If Fall 98 was 90% accurate and it happened to me, I’d feel compelled to write a book on it too. Do I believe that Julian made a poor choice to go on Phish tour with a psychotic narcissist popping Ritalin like Tic-Tacs, who somehow thinks people actually enjoy listening to his constant bragging of what distasteful things he has convinced females to do with him? Yeah, I’m sure there’s more than a couple 20-something year old guys like that in every town and on every Phish lot. Is it believable that Julian cheated on his girlfriend and enjoyed being a cuddle buddy to multiple girls throughout the book? Of course it is. Do I doubt that they raged hard each night on free Molly, dosed themselves a bunch on LSD, and smoked good herb during every waking hour? Not for a second. But in the hotel room between the G-Crew guy and the crazed Asheville cop??? I won’t ruin the best tale the author shares, but it’s definitely the craziest story I’ve ever heard happened on tour, if it happened at all…
I’ve been on a bunch of tours and mini-tours, so as a reader I am able to feel the author’s pain when he writes of having to travel with a person he now loathes, completely stuck there since it’s not his car and he’s more than a day’s trip home, feeling trapped. Good effort went into describing tour fatigue, something that inevitably happens when you are partying every night and driving all day, on very, very little sleep.
“There’s nothing exotic about the aftereffects of excess. Those are slow minutes. The merrymakers aren’t there for the drawbacks, but they resurface for the comebacks.”
I even understood why he felt he had to hop off early… sometimes enough is enough.
“Regardless, I was getting weary. This was Phish’s journey, not mine. I loved the shows, the tour, the people, the atmosphere, but in the grand scheme of things I had to take control of my destiny, not ride on the coattails’ of another. They had their army of hippie elitists; they didn’t need a guy like me.”

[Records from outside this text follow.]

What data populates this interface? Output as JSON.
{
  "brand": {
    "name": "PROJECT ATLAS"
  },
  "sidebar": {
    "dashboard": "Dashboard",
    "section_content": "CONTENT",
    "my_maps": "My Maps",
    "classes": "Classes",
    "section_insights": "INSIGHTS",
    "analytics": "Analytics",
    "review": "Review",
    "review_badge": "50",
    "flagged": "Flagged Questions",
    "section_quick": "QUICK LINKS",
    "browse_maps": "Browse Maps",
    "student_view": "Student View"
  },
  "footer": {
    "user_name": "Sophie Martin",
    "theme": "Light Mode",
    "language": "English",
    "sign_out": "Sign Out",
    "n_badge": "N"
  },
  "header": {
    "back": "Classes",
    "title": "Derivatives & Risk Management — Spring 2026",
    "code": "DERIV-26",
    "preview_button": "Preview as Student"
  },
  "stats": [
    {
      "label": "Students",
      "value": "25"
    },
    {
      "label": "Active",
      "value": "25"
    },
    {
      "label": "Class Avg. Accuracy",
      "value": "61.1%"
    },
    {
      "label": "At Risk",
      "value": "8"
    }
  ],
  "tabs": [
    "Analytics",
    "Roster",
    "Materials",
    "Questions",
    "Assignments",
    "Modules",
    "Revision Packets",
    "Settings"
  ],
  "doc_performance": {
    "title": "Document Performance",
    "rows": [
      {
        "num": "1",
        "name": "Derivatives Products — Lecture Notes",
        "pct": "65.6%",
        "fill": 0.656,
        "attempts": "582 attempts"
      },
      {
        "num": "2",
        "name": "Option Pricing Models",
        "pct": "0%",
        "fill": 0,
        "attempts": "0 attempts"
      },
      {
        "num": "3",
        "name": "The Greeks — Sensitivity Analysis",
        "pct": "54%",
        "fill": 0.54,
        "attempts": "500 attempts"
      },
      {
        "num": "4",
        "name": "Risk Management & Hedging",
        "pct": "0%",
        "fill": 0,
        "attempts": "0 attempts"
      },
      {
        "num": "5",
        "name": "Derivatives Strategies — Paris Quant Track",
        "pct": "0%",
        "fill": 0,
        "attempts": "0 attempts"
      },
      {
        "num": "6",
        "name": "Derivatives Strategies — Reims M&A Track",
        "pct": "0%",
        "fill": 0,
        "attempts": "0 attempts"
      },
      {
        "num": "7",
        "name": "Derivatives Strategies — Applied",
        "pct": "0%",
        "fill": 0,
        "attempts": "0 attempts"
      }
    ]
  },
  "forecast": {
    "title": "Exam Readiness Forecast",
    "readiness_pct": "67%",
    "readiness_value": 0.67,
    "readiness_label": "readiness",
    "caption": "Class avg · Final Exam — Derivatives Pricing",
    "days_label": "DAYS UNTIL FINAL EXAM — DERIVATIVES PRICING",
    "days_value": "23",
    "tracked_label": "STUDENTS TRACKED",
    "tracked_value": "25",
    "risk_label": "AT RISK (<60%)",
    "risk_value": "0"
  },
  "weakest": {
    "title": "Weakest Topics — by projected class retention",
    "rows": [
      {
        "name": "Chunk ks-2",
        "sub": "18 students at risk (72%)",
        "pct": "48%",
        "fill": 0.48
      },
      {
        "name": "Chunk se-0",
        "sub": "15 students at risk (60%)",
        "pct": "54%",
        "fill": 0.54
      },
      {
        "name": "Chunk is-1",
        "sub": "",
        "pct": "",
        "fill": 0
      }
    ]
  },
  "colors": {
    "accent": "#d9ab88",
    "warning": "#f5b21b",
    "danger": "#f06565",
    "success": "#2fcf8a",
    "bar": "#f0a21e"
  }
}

The most unfortunate reality of this book was that for all the great stories he wanted to share, in the end he doesn’t seemed to have learned anything he then applies to his life. For all the crap he put his body through and the insights he came up with along the way (often drug induced but still valuable), he came home to Asheville and went immediately to find his girlfriend he could care less about, wanting to take advantage of her clingy nurturing. What was the point? Did Julian sacrifice thousands of brain cells for no reward of an epiphany? Did he take nothing from his experience with other girls, different cities, new friends, being on the road, the lot community or even the music? I would like to doubt that, but the story just ends abruptly. Anyone going on a Phish tour should come home with some crazy stories. Crazy stories won’t automatically make you a good writer. What’s more tragic is not taking lessons learned home with you. That’s just a waste.